This is a repost from a month ago. I have tested it thoroughly and it works. It takes a bit of time to prepare, but the time put in is worth it esp. if you are dealing with a class that needs to be hammered with discipline. This does it – literally forcing their attention on the discussion of the SSR text if they want to pass the quiz. It allows me to keep their attention for literally an hour or more as I recycle a chapter, for example in one of the Brandon Brown books. I definitely recommend this SSR strategy to others:
I have been having a lot of success in a new kind of SSR process* leading to a quiz in the first half hour or so of class. The process involves three steps:
- Ten minutes of SSR of a text way below their level.
- Quick Quiz
What is different about this new format?
- WRITING THE QUIZ
While they read, I page through the agreed upon chapter/text (whatever we have agreed in advance that the quiz would be on) and write the questions.
- PAGE LOCATORS DURING THE DISCUSSION
As I write the questions, I put a 1 or 2 (up to 10) in pencil by the side of the page right next to the sentence from which the quiz question came. Just a little number next to that line. This alerts me during the discussion after the SSR period to hit that sentence really heavily and cool it on the other content in the chapter. Like today I did an 85 min. class on Ch. 7 of Brandon Wants a Dog with 6th graders, no brain breaks (bc we got so silly talking about the text, with really funny voices, etc. that it was kind of a brain break during class). My goal was to just milk that one fact for as long as I could (sometimes 15 min. or more on one sentence in the book) and not talk so much during the discussion about other things that were not on the quiz.
- THE QUESTIONING PROCESS
Let’s say that question #7 was “Brandon went to the doctor with his mother at 4:00 a.m”. Of course that is not true, so the kids write down NON instead of OUI. (All answers are yes/no.

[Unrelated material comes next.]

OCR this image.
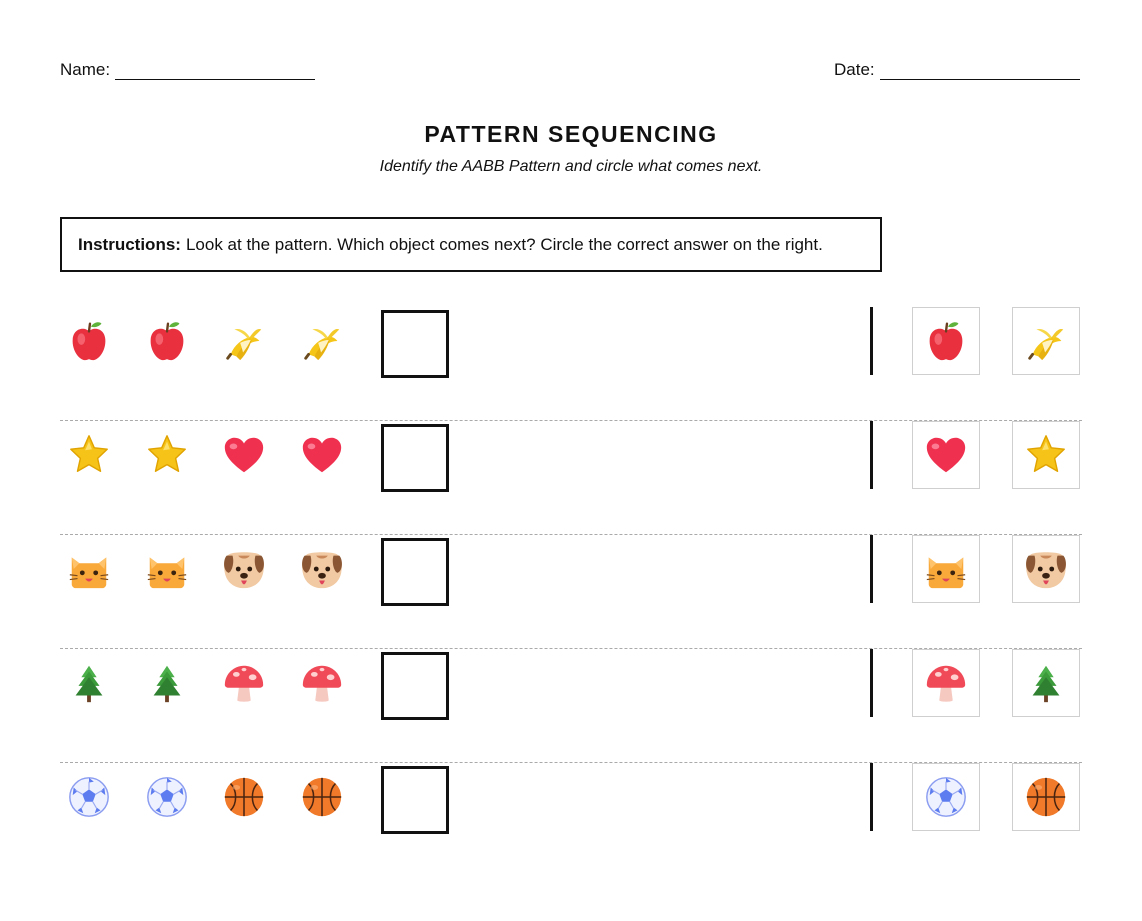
Name:	Date:
PATTERN SEQUENCING
Identify the AABB Pattern and circle what comes next.
Instructions: Look at the pattern. Which object comes next? Circle the correct answer on the right.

Nothing motivates like success and it is a lot easier to grade with y/n answers.) But the new thing that I like to do is, when I ask the question, I tell them where the answer is in the book. I say, only once or maybe twice (that makes them listen for the hint), “At the top of page 42”. That sets them scurrying to scan the facts on that part of that page in preparation for my asking it. While they think it is a quiz, I’m getting them to read more deeply while listening to the question. And since the text is so easy in the first place I am able to get mega-reps on verbs like “learns” and such – those verbs that since they are not power verbs don’t get as many reps as they should.
The process is kind of laborious to describe but very easy to do. As stated, this format for a quick quiz builds confidence, which is my main job as a CI teacher. I am so glad that with this way of teaching we are finally slaying the little voices in our heads that says, “Trick ’em!” Kids don’t need to be tricked these days. They have enough on their plates.
* I prefer SSR to FVR, because I don’t believe that the research on FVR was done in secondary school settings. If anyone knows if any of the Krashen’s FVR research was done by looking at short ten minute periods at the beginning of classes in high school buildings with largely unmotivated hormone cases, I would like to see it.